Da wurde es mir erst bewusst; anders als vermutlich alle Jahre zuvor, hab ich dieses Jahr bis in die letzten Novembertage nichts weihnachtliches gesehen oder gehört. Ich hätte es damals nicht hinausposaunen sollen, denn am folgenden Tag nahm mein Bruder dies zum Anlass im ganzen Haus Lichterketten aufzuhängen und Weihnachtssterne an die Fenster zu kleben. Allein von Plätzchen bin ich bisher verschont geblieben.

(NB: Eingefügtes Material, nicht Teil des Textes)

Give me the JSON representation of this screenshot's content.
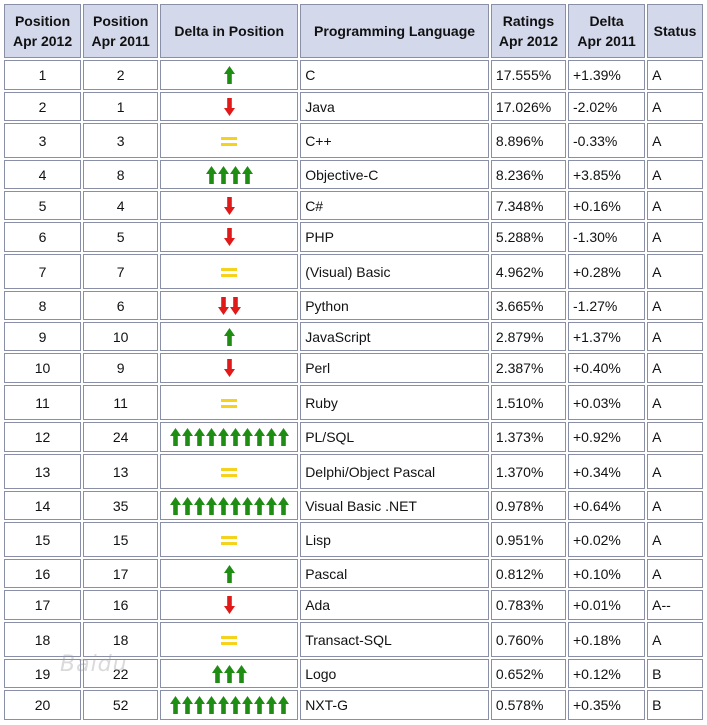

Nicht, dass ich Weihnachten nicht mögen würde oder ich kein Interesse daran hätte, aber ehrlich gesagt geht mir diese ganze Kommerzialisierung ziemlich gegen den Strich und das man schon Mitte September einen Weihnachtsmann essen muss, bevor man seine Kostüme für Halloween überhaupt benutzt konnte, die es seit Mitte April zu kaufen gibt, dass geht eindeutig zu weit. Der Anblick von Halloweenverkleidung, Schokoladenweihnachtsmänner, Silvesterraketen, Ostereiern, Skiausrüstung und Badeanzügen ist absolut grässlich!

Früher hat man den Christbaum am zweiten oder dritten Advent aufgestellt und an Weihnachten kam dann die Krippe hinzu, die an Epiphanie mit den Weisen aus dem Morgenland, Kamelen und Pferden ergänzt wurde. Dies macht auch wirklich Sinn, wie ich aus meiner Erfahrung als Christbaumlaudator und Dreikönigssänger berichten kann. Denn wenn in der Woche nach Weihnachten die Hälfte der Nadeln auf dem Teppich liegt und nicht am Baum hängt, dann muss statt den Nadeln, der Stamm als Laudationsobjekt herhalten.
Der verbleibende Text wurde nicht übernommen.